Racing to your morning meeting, you probably don’t think twice about your Tesla’s touchscreen logging every destination. But hackers at Pwn2Own Automotive 2026 just proved that trust is misplaced—earning $516,500 in a single day by completely compromising infotainment systems through chained exploits. Your daily commute data isn’t just vulnerable; it’s practically gift-wrapped for anyone with the right skills.

The Technical Carnage

Researchers found 76 zero-day vulnerabilities across major EV brands, with Tesla’s system fully breached through sophisticated attack chains.
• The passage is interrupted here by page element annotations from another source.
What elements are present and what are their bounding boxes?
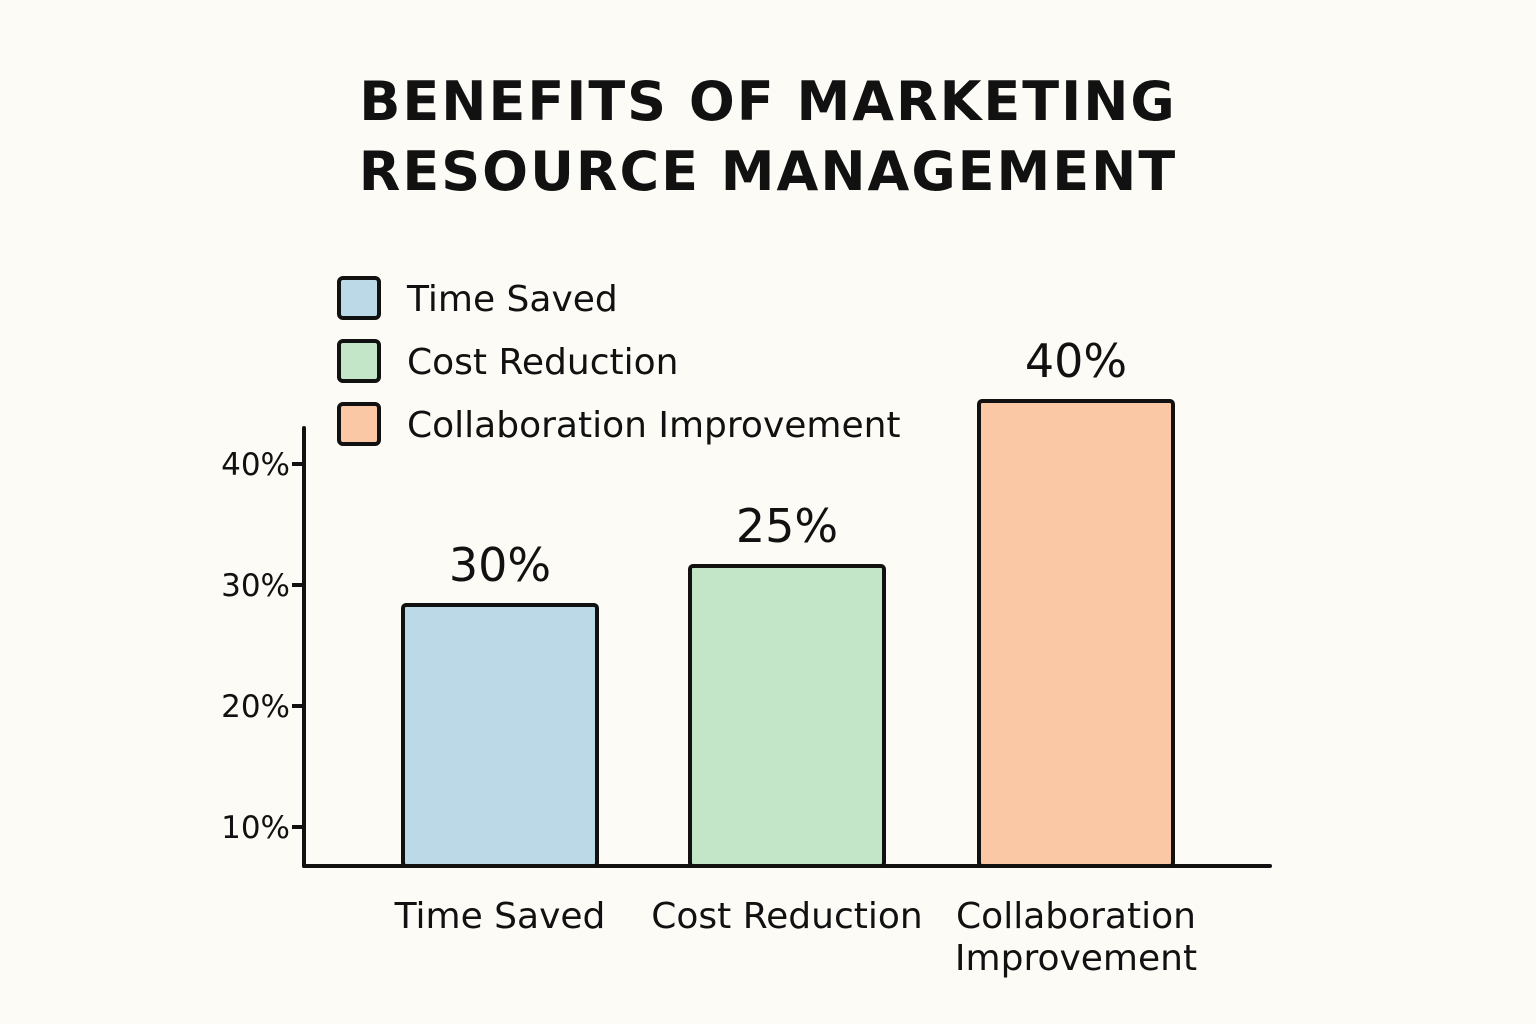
bar — [401, 603, 599, 868]
y-tick-label: 30% — [221, 568, 290, 604]
legend-label: Cost Reduction — [407, 342, 678, 383]
bar-value-label: 40% — [1025, 334, 1127, 388]
legend-swatch — [337, 402, 381, 446]
legend-swatch — [337, 276, 381, 320]
y-tick-label: 10% — [221, 810, 290, 846]
y-tick-label: 40% — [221, 447, 290, 483]
bar — [977, 399, 1175, 868]
bar-value-label: 30% — [449, 538, 551, 592]
legend-swatch — [337, 339, 381, 383]
y-tick-label: 20% — [221, 689, 290, 725]
x-category-label: Cost Reduction — [651, 896, 922, 937]
x-category-label: Time Saved — [394, 896, 606, 937]
legend-label: Time Saved — [406, 279, 618, 320]
bar-value-label: 25% — [736, 499, 838, 553]
bar — [688, 564, 886, 868]
chart-title-line-1: BENEFITS OF MARKETING — [359, 70, 1177, 133]
chart-title-line-2: RESOURCE MANAGEMENT — [358, 140, 1178, 203]
x-category-label: Improvement — [955, 938, 1197, 979]
x-category-label: Collaboration — [956, 896, 1196, 937]
legend-label: Collaboration Improvement — [407, 405, 901, 446]
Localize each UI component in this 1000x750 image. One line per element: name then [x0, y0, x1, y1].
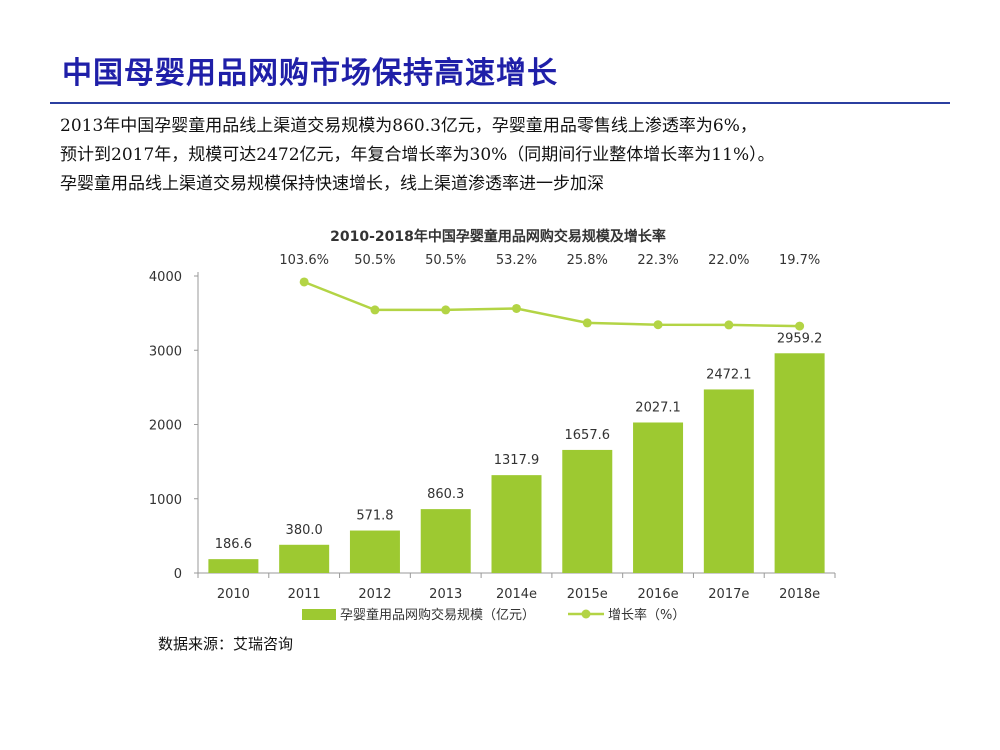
x-tick-label: 2016e — [638, 587, 679, 602]
intro-line-2: 预计到2017年，规模可达2472亿元，年复合增长率为30%（同期间行业整体增长… — [60, 145, 775, 165]
growth-rate-label: 19.7% — [779, 253, 820, 268]
bar-value-label: 2027.1 — [635, 400, 681, 415]
growth-rate-point — [795, 321, 805, 331]
legend-bar-swatch — [302, 609, 336, 620]
y-tick-label: 3000 — [149, 344, 182, 359]
y-tick-label: 4000 — [149, 270, 182, 285]
intro-line-1: 2013年中国孕婴童用品线上渠道交易规模为860.3亿元，孕婴童用品零售线上渗透… — [60, 116, 757, 136]
growth-rate-label: 22.3% — [637, 253, 678, 268]
bar — [420, 509, 471, 573]
x-tick-label: 2017e — [708, 587, 749, 602]
x-tick-label: 2018e — [779, 587, 820, 602]
x-tick-label: 2014e — [496, 587, 537, 602]
growth-rate-point — [512, 303, 521, 313]
bar-value-label: 186.6 — [215, 537, 252, 552]
title-divider — [50, 102, 950, 104]
growth-rate-point — [299, 277, 309, 287]
bar-value-label: 2472.1 — [706, 367, 752, 382]
growth-rate-label: 50.5% — [425, 253, 466, 268]
growth-rate-point — [724, 320, 734, 330]
growth-rate-point — [370, 305, 380, 315]
growth-rate-line — [303, 280, 800, 328]
bar-value-label: 1317.9 — [494, 453, 540, 468]
growth-rate-point — [441, 305, 451, 315]
x-tick-label: 2015e — [567, 587, 608, 602]
x-tick-label: 2013 — [429, 587, 462, 602]
bar — [279, 544, 330, 573]
bar — [774, 353, 825, 573]
growth-rate-label: 50.5% — [354, 253, 395, 268]
growth-rate-label: 103.6% — [279, 253, 329, 268]
bar — [703, 389, 754, 573]
growth-rate-label: 22.0% — [708, 253, 749, 268]
bar-value-label: 2959.2 — [777, 331, 823, 346]
bar — [349, 530, 400, 573]
bar — [562, 449, 613, 573]
bar-value-label: 860.3 — [427, 487, 464, 502]
legend-line-label: 增长率（%） — [608, 607, 685, 623]
y-tick-label: 1000 — [149, 493, 182, 508]
page-title: 中国母婴用品网购市场保持高速增长 — [62, 56, 558, 91]
bar-value-label: 571.8 — [356, 509, 393, 524]
growth-rate-label: 25.8% — [567, 253, 608, 268]
bar — [633, 422, 684, 573]
legend-line-marker — [581, 609, 591, 619]
x-tick-label: 2011 — [288, 587, 321, 602]
growth-rate-point — [582, 318, 592, 328]
intro-line-3: 孕婴童用品线上渠道交易规模保持快速增长，线上渠道渗透率进一步加深 — [60, 174, 604, 194]
bar-value-label: 1657.6 — [565, 428, 611, 443]
bar — [491, 475, 542, 573]
intro-paragraph: 2013年中国孕婴童用品线上渠道交易规模为860.3亿元，孕婴童用品零售线上渗透… — [60, 112, 955, 199]
bar-value-label: 380.0 — [286, 523, 323, 538]
growth-rate-point — [653, 320, 663, 330]
growth-rate-label: 53.2% — [496, 253, 537, 268]
bar — [208, 559, 259, 573]
x-tick-label: 2012 — [358, 587, 391, 602]
x-tick-label: 2010 — [217, 587, 250, 602]
y-tick-label: 0 — [174, 567, 182, 582]
legend-bar-label: 孕婴童用品网购交易规模（亿元） — [340, 607, 535, 623]
data-source: 数据来源：艾瑞咨询 — [158, 635, 294, 653]
chart-title: 2010-2018年中国孕婴童用品网购交易规模及增长率 — [330, 228, 666, 245]
y-tick-label: 2000 — [149, 419, 182, 434]
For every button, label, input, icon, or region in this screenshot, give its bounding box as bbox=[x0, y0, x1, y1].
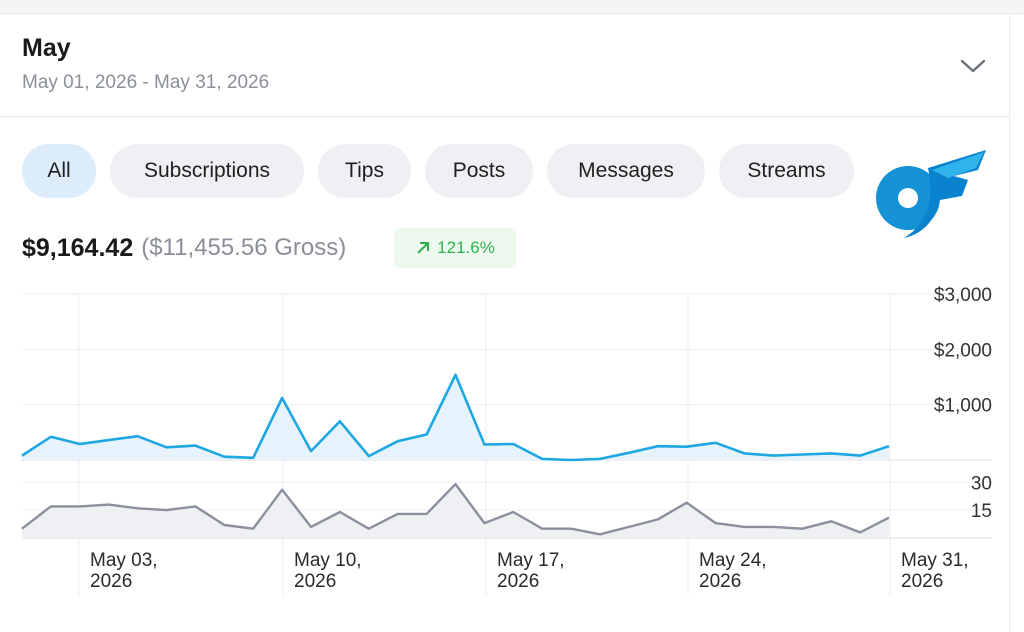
x-tick-label: May 17, 2026 bbox=[497, 550, 565, 592]
chip-posts[interactable]: Posts bbox=[425, 144, 533, 198]
period-header[interactable]: May May 01, 2026 - May 31, 2026 bbox=[0, 14, 1010, 117]
arrow-up-right-icon bbox=[417, 242, 430, 254]
onlyfans-logo bbox=[876, 150, 986, 238]
period-title: May bbox=[22, 34, 71, 62]
earnings-area bbox=[22, 374, 889, 460]
y-tick-label: $2,000 bbox=[934, 340, 992, 361]
chip-subscriptions[interactable]: Subscriptions bbox=[110, 144, 304, 198]
y-tick-label: $3,000 bbox=[934, 285, 992, 306]
earnings-summary: $9,164.42 ($11,455.56 Gross) 121.6% bbox=[22, 228, 516, 268]
chip-tips[interactable]: Tips bbox=[318, 144, 411, 198]
period-date-range: May 01, 2026 - May 31, 2026 bbox=[22, 72, 270, 93]
y-tick-label: $1,000 bbox=[934, 396, 992, 417]
top-strip bbox=[0, 0, 1024, 14]
change-percent: 121.6% bbox=[437, 238, 495, 257]
chip-messages[interactable]: Messages bbox=[547, 144, 705, 198]
x-tick-label: May 03, 2026 bbox=[90, 550, 158, 592]
y-tick-label: 15 bbox=[971, 501, 992, 522]
x-tick-label: May 10, 2026 bbox=[294, 550, 362, 592]
net-earnings: $9,164.42 bbox=[22, 233, 134, 262]
earnings-card: May May 01, 2026 - May 31, 2026 All Subs… bbox=[0, 14, 1010, 632]
gross-earnings: ($11,455.56 Gross) bbox=[141, 234, 347, 261]
x-tick-label: May 31, 2026 bbox=[901, 550, 969, 592]
chip-all[interactable]: All bbox=[22, 144, 96, 198]
x-tick-label: May 24, 2026 bbox=[699, 550, 767, 592]
chevron-down-icon[interactable] bbox=[958, 54, 988, 78]
change-badge: 121.6% bbox=[394, 228, 516, 268]
chip-streams[interactable]: Streams bbox=[719, 144, 854, 198]
y-tick-label: 30 bbox=[971, 473, 992, 494]
count-area bbox=[22, 484, 889, 538]
earnings-chart: $3,000 $2,000 $1,000 30 15 May 03, 2026 May 10,… bbox=[21, 285, 992, 596]
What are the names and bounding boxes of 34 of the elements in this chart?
The January 2026 Tokyo competition exposed brutal realities about automotive cybersecurity. Tesla‘s infotainment system fell to a chained attack combining information leaks with out-of-bounds memory writes, granting hackers complete root access. Sony’s XAV-9500ES crumbled under heap-based buffer overflows, while Alpine’s iLX-F511 succumbed to stack-based attacks. These aren’t theoretical vulnerabilities—they’re working exploits that transform your navigation system into a surveillance tool.

From Root Access to Route Tracking

Complete infotainment control enables GPS data extraction, cloud telemetry interception, and real-time location monitoring.

Root access means hackers can extract everything your car knows about you. Navigation logs reveal your daily patterns, while API queries could expose charging locations and home geofencing data. These systems integrate GPS, Bluetooth, Wi-Fi, and cameras into a single attack surface. Think about it—your EV knows where you sleep, work, shop, and even how fast you drive between each location.

With 37 unique zero-days demonstrated versus just 17 the previous year, the attack surface keeps expanding faster than manufacturers can patch it. Security experts now view this escalation as evidence that automotive systems weren’t built with privacy protection as a priority.

Your Defense Options

Vendors have 90 days to patch through Zero Day Initiative coordination, but you can act now.

The automotive industry’s patch cycle moves like government bureaucracy—slowly. Common mitigations include:

  • Disabling automatic cloud syncing
  • Using VPNs for over-the-air updates
  • Auditing app permissions regularly

Some owners disconnect cellular modems entirely, though this kills convenience features you probably paid extra for.

The brutal truth? This industry treated security as an afterthought, and we’re all paying the price in privacy. What started as green transportation has become a privacy battleground where your EV‘s brain knows too much, shares too freely, and protects too little.